Er verstand Gordons Faszination, obwohl er es nicht wollte. Sein Vater war ein Genie. Ein Faktum, dass er nicht außer Acht lassen sollte. Gordon hatte nicht, so wie er, jeden Tag mit genialen Leuten gelebt. Er hatte ein anderes Verhältnis zu einer Intelligenz dergleichen.

Gordon dachte kurz darüber nach, während er den Stift wiederholt gegen sein Kinn tippte.
„Falsch. Er hat dadurch an Kontrolle gewonnen" meinte er nur und strich etwas in seinen Notizen durch, dass er wohl gerade als falsch interpretiert hatte und schieb etwas stattdessen.

„Wie?" fragte Casmiel investiert und lehnte sich unweigerlich vor, versuchend, einen Blick auf diese Notizen zu erhaschen. Er wollte mehr erfahren, mehr lernen.

Cas wusste natürlich, dass sein Vater genial ist. Doch er hatte nie über den Nutzen seiner Erziehung nachgedacht. Tatsächlich hatte er sich nie wirklich gefragt, wie viel an seinem Selbst wirklich von Charon geprägt worden war.

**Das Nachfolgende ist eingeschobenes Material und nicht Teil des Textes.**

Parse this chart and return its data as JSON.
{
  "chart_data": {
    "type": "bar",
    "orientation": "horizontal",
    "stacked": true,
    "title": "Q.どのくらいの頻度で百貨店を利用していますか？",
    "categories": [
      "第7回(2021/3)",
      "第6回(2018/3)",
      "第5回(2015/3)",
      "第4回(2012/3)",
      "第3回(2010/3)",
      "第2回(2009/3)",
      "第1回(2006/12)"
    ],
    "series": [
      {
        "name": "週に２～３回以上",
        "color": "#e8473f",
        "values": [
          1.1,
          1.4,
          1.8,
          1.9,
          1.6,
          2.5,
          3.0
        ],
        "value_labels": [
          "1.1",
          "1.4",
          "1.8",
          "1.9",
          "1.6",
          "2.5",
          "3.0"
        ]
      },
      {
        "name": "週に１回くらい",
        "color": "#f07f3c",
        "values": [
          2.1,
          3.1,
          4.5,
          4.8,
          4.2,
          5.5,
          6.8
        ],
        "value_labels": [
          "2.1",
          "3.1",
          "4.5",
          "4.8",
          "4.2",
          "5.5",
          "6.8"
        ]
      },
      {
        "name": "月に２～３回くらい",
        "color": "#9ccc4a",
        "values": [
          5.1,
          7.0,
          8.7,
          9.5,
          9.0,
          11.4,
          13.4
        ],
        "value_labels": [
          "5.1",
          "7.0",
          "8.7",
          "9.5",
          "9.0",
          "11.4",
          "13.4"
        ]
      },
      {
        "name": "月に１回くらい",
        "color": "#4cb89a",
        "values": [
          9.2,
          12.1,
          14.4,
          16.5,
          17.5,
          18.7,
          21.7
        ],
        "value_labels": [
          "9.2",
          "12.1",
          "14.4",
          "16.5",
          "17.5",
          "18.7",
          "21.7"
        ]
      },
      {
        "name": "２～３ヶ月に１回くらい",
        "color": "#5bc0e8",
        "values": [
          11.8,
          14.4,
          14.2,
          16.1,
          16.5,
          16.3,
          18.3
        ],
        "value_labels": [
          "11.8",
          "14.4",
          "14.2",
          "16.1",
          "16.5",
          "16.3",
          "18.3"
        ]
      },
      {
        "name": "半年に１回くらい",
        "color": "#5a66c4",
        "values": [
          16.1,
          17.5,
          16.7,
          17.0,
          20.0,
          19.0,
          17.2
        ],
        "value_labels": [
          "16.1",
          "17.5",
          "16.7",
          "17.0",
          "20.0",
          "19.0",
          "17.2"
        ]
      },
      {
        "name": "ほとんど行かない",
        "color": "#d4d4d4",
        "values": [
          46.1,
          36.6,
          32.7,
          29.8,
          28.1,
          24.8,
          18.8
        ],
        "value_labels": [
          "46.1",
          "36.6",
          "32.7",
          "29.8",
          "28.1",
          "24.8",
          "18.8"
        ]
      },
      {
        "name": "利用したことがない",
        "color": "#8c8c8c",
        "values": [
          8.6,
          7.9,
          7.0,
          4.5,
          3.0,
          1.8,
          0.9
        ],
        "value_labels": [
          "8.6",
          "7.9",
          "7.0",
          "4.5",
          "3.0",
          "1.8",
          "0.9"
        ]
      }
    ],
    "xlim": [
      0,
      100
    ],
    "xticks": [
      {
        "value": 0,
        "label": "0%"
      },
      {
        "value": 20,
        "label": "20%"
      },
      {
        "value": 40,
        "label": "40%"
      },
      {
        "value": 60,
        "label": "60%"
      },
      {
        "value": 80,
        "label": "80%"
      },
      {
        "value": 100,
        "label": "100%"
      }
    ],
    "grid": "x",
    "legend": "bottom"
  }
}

„Abhängigkeit," Casmiel konnte die Epiphanie in Gordons Augen sehen, als er zu realisieren schien, was Charon mit all seinen Methoden erreichen wollte. Er sah von seinem Block auf, direkt in Casmiels Augen. „Er hat Sie von sich abhängig gemacht, indem er Sie zu einer schwächeren Version seiner Selbst gemacht hat. Er hat Sie glauben lassen, dass Sie sich nur erfüllen könnten, durch seine Lehre. Er hat Sie glauben lassen, Sie wären nichts ohne ihn. Diese Abhängigkeit hat sich in Liebe verwandelnd und Sie haben eine wirklich komplizierte Version des Stockholm-Syndroms entwickelt. Er hat Sie zu einer schwächeren Version seiner Selbst gemacht, damit Sie Sympathie mit ihm empfinden können und lernen, ihn zu verstehen" erklärte Gordon nur und Casmiel nickte.

„Stockholm-Syndrom? Darüber habe ich mir nie wirklich Gedanken gemacht. Ich wusste zwar, dass es eine generelle Traumareaktion ist, aber in den Medien wird dieses Wort nur für Entführungsopfer benutzt" meinte Casmiel nur verwirrt von dieser unvollständigen Diagnose.

„Den Medien kann man nicht wirklich vertrauen, vor allem nicht bei psychologischen Dingen. Überspitzte Darstellungen sind nötig, um den Zuschauern deutlich zu machen, dass die Charaktere Probleme haben. Realismus wird eher in den Hintergrund gestellt. Außerdem wäre es ein ziemlicher, nennen wir es Skandal, wenn Leute herausfinden würden, dass das Stockholm-Syndrom keine Ausnahme für spezielle Fälle ist, sondern eine generelle Reaktion auf Trauma" erklärte Gordon abwinkend.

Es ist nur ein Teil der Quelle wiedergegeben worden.